To make decisions in the final stage of life, it is important to incorporate the basic principles of medical bioethics: beneficence, non-maleficence, autonomy and justice. Once these principles are taken, the decisions will be oriented to best practice.
Currently, the essence of the doctor-patient relationship has been lost, but by applying bioethics and health law, maintaining clear communication with a close bond with patients and family, timely decision-making will be achieved. The cornerstone of the relationship is good communication and anticipated will.
Doctors and healthcare personnel who provide end-of-life care to patients continually face ethical dilemmas. Good care requires, in addition to scientific knowledge, empathy and knowing the ethical dilemmas you may face, as well as knowing strategies to avoid conflicts.
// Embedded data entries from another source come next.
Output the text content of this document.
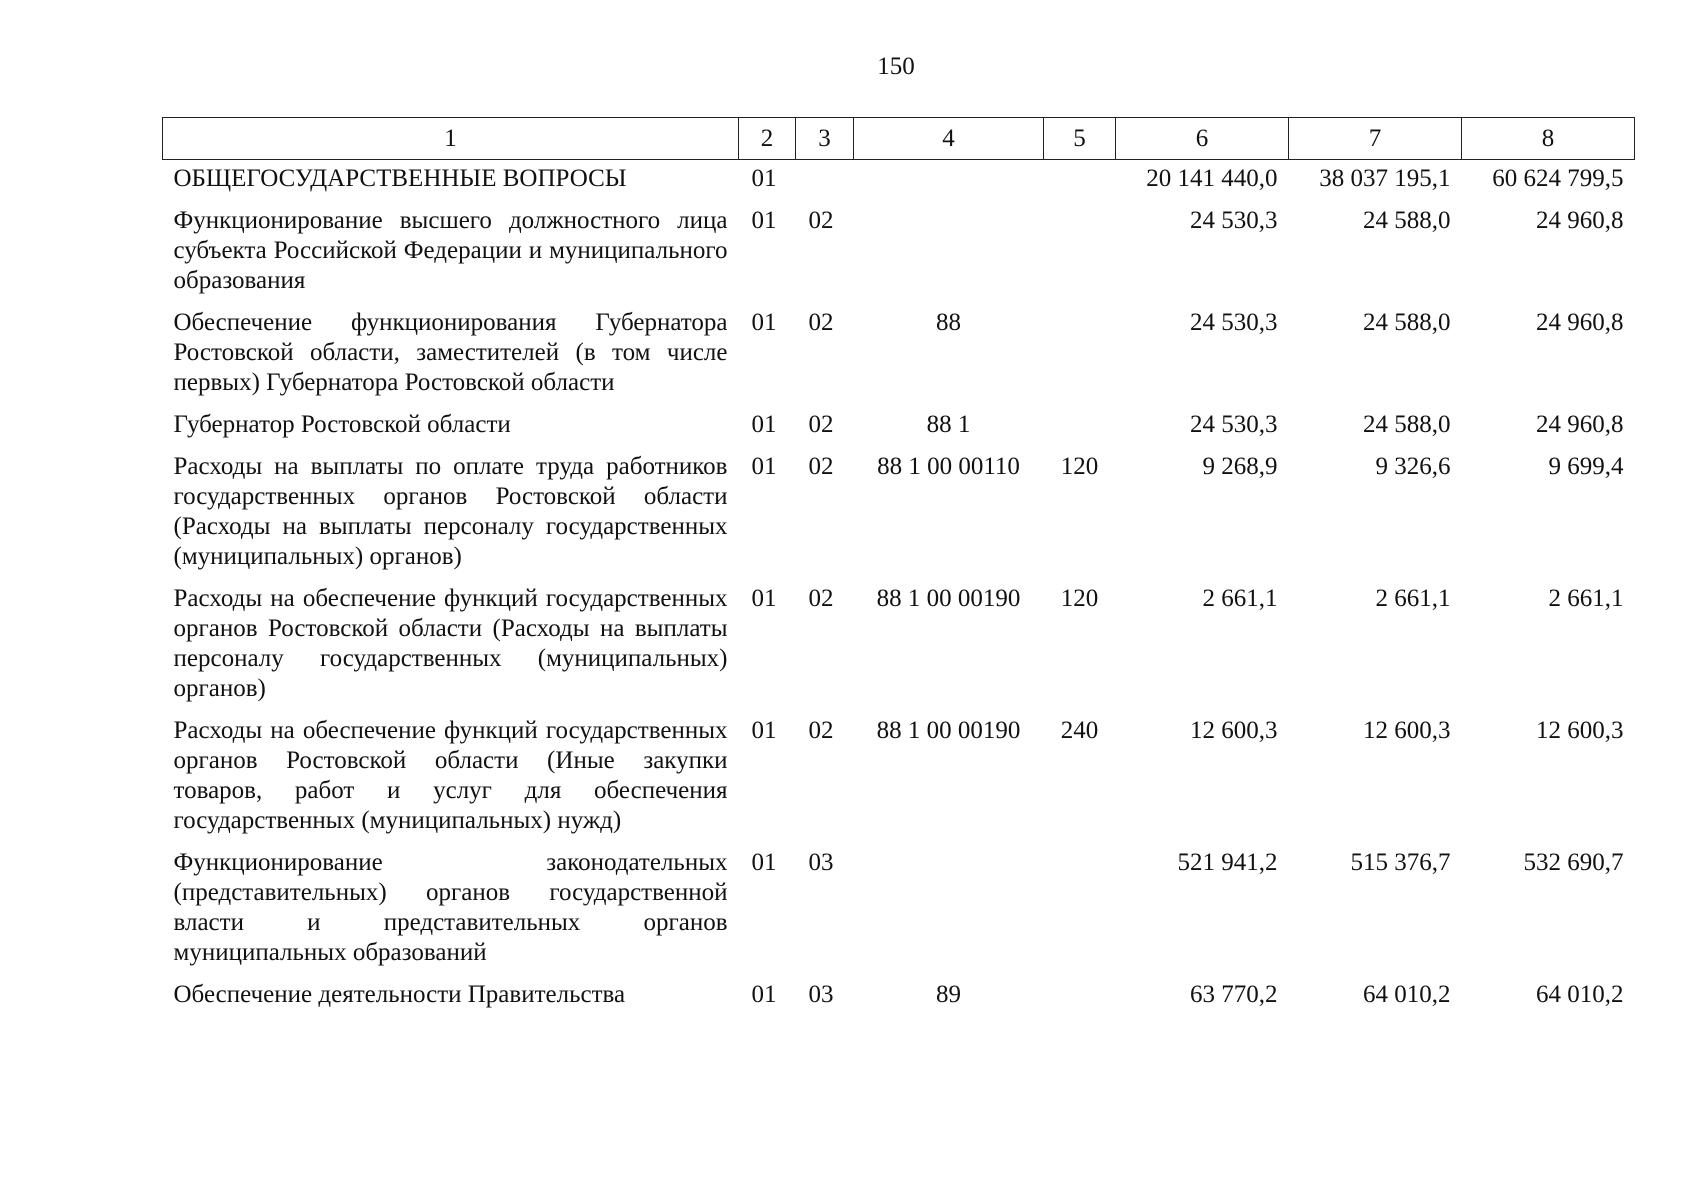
150
1	2	3	4	5	6	7	8
ОБЩЕГОСУДАРСТВЕННЫЕ ВОПРОСЫ	01				20 141 440,0	38 037 195,1	60 624 799,5
Функционирование высшего должностного лица субъекта Российской Федерации и муниципального образования	01	02			24 530,3	24 588,0	24 960,8
Обеспечение функционирования Губернатора Ростовской области, заместителей (в том числе первых) Губернатора Ростовской области	01	02	88		24 530,3	24 588,0	24 960,8
Губернатор Ростовской области	01	02	88 1		24 530,3	24 588,0	24 960,8
Расходы на выплаты по оплате труда работников государственных органов Ростовской области (Расходы на выплаты персоналу государственных (муниципальных) органов)	01	02	88 1 00 00110	120	9 268,9	9 326,6	9 699,4
Расходы на обеспечение функций государственных органов Ростовской области (Расходы на выплаты персоналу государственных (муниципальных) органов)	01	02	88 1 00 00190	120	2 661,1	2 661,1	2 661,1
Расходы на обеспечение функций государственных органов Ростовской области (Иные закупки товаров, работ и услуг для обеспечения государственных (муниципальных) нужд)	01	02	88 1 00 00190	240	12 600,3	12 600,3	12 600,3
Функционирование законодательных (представительных) органов государственной власти и представительных органов муниципальных образований	01	03			521 941,2	515 376,7	532 690,7
Обеспечение деятельности Правительства	01	03	89		63 770,2	64 010,2	64 010,2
Good communication is necessary to give the patient the necessary elements for decision making, and to avoid futile medical acts.
Medical bioethics is a field of study that is focused on the decision-making process in the hospital setting, in which patients and their families face difficult decisions regarding their disease and treatment. Decisions may involve moral values, religious beliefs, and be influenced by the medical act and established guidelines.
Bioethics courses for professionals offer ways to identify and weigh the different values at risk so that the individuals responsible for decision-making can choose the best option after counseling. There are circumstances in which the best option for a certain patient is not clear, or when there are no agreements regarding the different options.
Bioethics online course provides principles that guide doctors and other health professionals in their activities and decision-making. Laws are not established around medical ethics, but guidelines or principles.
- Beneficence: It consists of doing good, seeking the greatest benefit of the patient in the physical, psychological and social aspects.
- Non-maleficiency: Consider minimizing or not harming the patient. None of the doctor’s actions or words should harm the patient physically, psychologically, or socially.
- Autonomy: It recognizes the ability and rights of all people to make their own decisions. It refers to respect for the autonomy and self-determination of human beings, through the recognition of their dignity and freedom. Respect for people is expressed in the informed consent process.
- Justice: It refers to the equitable distribution of the resources of attention according to the needs without considering social class, economic solvency, creed or color.
The management of a terminally ill patient is complex from a medical and ethical point of view. For example, for the use of antibiotics, it is necessary to consider whether the patient is in agony, whether antibiotics will prolong agony should not be administered; however, if the use of antibiotics could control symptoms such as fever or delirium they should be administered.
Another frequent question is the indication of parenteral nutrition, in which it should be considered whether it would improve the quality of life. It is also important to provide information to the patient and family regarding the complex mechanisms involved in weight loss and cachexia in cancer, emphasizing that this process does not respond to enteral or parenteral feeding; therefore, it is considered a futile and expensive treatment. In patients with gastrointestinal malignancies that are not in the end stage, feeding via nasogastric tube or gastrostomy is justified.
To suspend or not to implement a treatment to maintain the patient’s life is a frequent question in terminally ill patients. It is important to consider the risks and benefits of the different management that can be given to a certain patient.